Monsieur Taupiac, la simplification des procédures d'autorisation est tout l'objet du projet de loi relatif à l'accélération de la production d'énergies renouvelables. Quant à l'autorité environnementale, elle est indépendante, et c'est un élément d'équilibre important.

S'agissant des investissements et des difficultés des collectivités territoriales, outre les mesures prévues dans le projet de loi, il y a plusieurs pistes intéressantes : les PPA, même s'il faut alors mener une réflexion, qui n'est pas simple, sur la manière de traiter d'un côté les investissements, de l'autre les dépenses ; les contrats de performance énergétique ; l'investissement dans des tranches d'énergies renouvelables afin de sécuriser un coût de l'électricité, ou dans le biogaz si la collectivité dispose d'une flotte de véhicules au biogaz – les collectivités sont plutôt ouvertes à de tels investissements.

Il faut néanmoins être vigilant quant à l'impact sur les finances publiques ; il ne faudrait pas qu'il joue contre nos intérêts. Nous devons tenir notre trajectoire de finances publiques, pour des raisons de crédibilité financière. En ce moment, les pays qui sont moins rigoureux dans leur gestion sont confrontés à une augmentation de l'écart de taux d'intérêt – je pense notamment à ce qui vient de se passer au Royaume-Uni.
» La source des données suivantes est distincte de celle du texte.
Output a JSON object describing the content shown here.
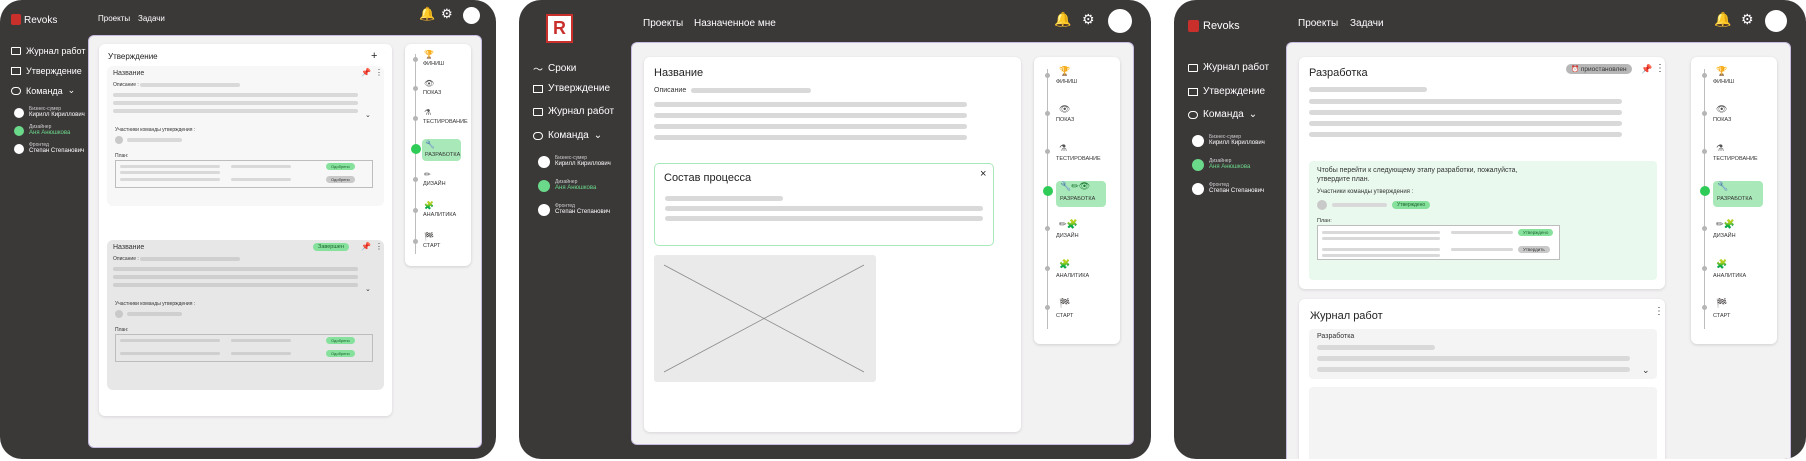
{
  "app": {
    "name": "Revoks",
    "logo_letter": "R"
  },
  "nav": {
    "projects": "Проекты",
    "tasks": "Задачи",
    "assigned": "Назначенное мне"
  },
  "sidebar": {
    "deadlines": "Сроки",
    "approval": "Утверждение",
    "journal": "Журнал работ",
    "team": "Команда"
  },
  "team": [
    {
      "role": "Бизнес-сумер",
      "name": "Кирилл Кириллович"
    },
    {
      "role": "Дизайнер",
      "name": "Аня Анюшкова"
    },
    {
      "role": "Фронтед",
      "name": "Степан Степанович"
    }
  ],
  "screen1": {
    "panel_title": "Утверждение",
    "card1_title": "Название",
    "description": "Описание :",
    "members": "Участники команды утверждения :",
    "plan": "План:",
    "approved": "Одобрено",
    "card2_title": "Название",
    "card2_badge": "Завершен"
  },
  "screen2": {
    "title": "Название",
    "description": "Описание",
    "process": "Состав процесса"
  },
  "screen3": {
    "title": "Разработка",
    "status": "приостановлен",
    "notice": "Чтобы перейти к следующему этапу разработки, пожалуйста, утвердите план.",
    "members": "Участники команды утверждения :",
    "approved": "Утверждено",
    "plan": "План:",
    "approve": "Утвердить",
    "journal_title": "Журнал работ",
    "journal_item": "Разработка"
  },
  "stages": {
    "finish": "ФИНИШ",
    "show": "ПОКАЗ",
    "testing": "ТЕСТИРОВАНИЕ",
    "dev": "РАЗРАБОТКА",
    "design": "ДИЗАЙН",
    "analytics": "АНАЛИТИКА",
    "start": "СТАРТ"
  },
  "colors": {
    "frame": "#3b3838",
    "accent": "#2ecc57",
    "brand": "#c9302c",
    "border": "#c7bce0"
  }
}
Avec M. Christophe Béchu, nous allons créer un Fonds vert, qui a vocation à faciliter et accompagner les investissements dans les territoires. Notre objectif est que les collectivités locales continuent à investir. Nous sommes bien conscients que les situations sont très diverses : certaines collectivités font effectivement face à une flambée des prix. Nous travaillons sur cette question.